The men, all Pakistanis, were arrested two days after the March 19, 2005, attack in Fatehpur, a remote town about 500 miles southwest of the capital, Islamabad. The explosion occurred as religious pilgrims were eating dinner.

Judge Mohammed Ismail told The Associated Press by telephone that he issued the ruling Wednesday.

``They (the men) played a direct role in the bomb attack,'' he said.

The bomb exploded after about 20,000 people, mostly Shiite Muslims but also some Sunni Muslims, gathered at the shrine of a 19th century Shiite saint.

Pakistan, an Islamic nation with about 150 million people, has a history of violence between religious extremists from the majority Sunni and minority Shiite sects.
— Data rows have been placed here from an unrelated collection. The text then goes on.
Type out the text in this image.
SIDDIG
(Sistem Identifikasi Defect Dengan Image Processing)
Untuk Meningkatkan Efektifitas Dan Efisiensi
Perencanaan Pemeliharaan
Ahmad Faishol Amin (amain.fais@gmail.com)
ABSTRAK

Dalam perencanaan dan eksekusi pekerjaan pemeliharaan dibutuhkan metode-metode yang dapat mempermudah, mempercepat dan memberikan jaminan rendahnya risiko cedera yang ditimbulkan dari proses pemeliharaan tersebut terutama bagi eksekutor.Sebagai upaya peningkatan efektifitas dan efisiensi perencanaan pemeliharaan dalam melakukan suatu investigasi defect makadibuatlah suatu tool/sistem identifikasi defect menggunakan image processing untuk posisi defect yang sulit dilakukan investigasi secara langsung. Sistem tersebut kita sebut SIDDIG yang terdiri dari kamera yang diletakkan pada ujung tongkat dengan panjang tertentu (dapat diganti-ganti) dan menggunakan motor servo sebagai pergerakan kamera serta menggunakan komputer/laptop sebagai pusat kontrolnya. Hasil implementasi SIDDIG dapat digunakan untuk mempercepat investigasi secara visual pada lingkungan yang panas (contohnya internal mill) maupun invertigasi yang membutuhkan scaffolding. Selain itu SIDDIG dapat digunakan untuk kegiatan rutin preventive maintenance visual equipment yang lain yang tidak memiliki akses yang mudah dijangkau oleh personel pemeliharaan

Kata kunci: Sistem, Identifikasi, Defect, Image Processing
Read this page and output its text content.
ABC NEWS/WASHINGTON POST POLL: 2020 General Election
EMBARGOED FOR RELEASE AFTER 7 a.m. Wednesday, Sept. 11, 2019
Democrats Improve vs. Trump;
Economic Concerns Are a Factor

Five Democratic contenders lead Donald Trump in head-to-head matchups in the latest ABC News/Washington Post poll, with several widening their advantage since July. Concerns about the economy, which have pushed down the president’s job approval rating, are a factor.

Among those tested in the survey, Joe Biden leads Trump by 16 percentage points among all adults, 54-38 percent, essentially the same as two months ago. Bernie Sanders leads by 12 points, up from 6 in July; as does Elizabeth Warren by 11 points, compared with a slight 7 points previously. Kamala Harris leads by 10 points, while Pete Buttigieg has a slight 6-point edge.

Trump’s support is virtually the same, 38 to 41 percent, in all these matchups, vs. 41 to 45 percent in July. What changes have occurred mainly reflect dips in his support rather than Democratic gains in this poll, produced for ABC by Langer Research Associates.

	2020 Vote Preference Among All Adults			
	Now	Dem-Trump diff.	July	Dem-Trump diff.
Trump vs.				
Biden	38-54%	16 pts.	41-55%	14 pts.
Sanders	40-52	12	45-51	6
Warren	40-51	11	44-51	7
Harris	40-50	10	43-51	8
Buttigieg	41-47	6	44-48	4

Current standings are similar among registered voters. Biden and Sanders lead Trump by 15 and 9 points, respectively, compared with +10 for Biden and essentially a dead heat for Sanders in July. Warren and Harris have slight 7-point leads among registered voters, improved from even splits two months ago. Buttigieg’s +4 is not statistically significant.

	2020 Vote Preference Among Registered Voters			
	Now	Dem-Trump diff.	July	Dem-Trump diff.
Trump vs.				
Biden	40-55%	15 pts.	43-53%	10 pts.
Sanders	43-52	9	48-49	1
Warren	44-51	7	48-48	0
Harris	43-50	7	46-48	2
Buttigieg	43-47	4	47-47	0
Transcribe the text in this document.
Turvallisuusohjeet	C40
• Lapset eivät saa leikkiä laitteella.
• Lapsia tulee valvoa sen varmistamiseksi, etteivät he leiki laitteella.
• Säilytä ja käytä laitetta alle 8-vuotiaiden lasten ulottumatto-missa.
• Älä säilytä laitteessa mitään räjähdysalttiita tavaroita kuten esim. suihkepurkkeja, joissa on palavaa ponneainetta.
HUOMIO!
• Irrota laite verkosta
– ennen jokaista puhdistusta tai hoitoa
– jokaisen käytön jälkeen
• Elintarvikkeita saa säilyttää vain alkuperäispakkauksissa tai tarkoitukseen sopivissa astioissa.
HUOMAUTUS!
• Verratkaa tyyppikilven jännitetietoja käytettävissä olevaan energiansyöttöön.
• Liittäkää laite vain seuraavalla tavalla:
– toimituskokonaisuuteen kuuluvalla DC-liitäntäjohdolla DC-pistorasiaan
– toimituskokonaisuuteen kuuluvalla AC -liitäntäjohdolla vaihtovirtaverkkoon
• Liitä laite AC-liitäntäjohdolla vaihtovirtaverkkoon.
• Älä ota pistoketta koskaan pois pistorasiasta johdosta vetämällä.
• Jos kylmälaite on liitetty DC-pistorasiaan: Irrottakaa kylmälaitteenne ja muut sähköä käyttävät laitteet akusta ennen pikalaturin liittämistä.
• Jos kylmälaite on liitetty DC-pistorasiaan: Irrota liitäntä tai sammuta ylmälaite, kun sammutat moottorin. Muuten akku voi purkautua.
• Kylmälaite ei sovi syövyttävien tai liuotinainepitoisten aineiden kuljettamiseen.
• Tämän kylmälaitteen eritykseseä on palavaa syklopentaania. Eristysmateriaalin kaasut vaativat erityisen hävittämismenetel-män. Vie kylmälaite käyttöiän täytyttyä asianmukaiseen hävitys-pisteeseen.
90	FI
The schism in Islam dates back to the 7th century.

Militants also have been angered by President Gen. Pervez Musharraf's support of the U.S.-led war against al-Qaida and the Taliban in neighboring Afghanistan.

Prosecution lawyer Deen Mohammed Marri said the accused confessed their involvement in the attack and links with an outlawed Sunni Muslim militant group blamed for previous violence in Pakistan.

``We had a very solid case and evidence against them,'' Marri said.

Mohammed Aslam and Abdul Aleem got the death penalty, and Mohammed Abdullah, Mohammed Arshad and Khalil Ahmad received life sentences.

Lawyers for the convicted men could not immediately be reached for comment. They have the right to appeal the conviction and sentencing.

Marri said the five men were arrested at a home adjacent to a mosque in the same region as the shrine attack after a bomb they were making exploded. One suspect was wounded.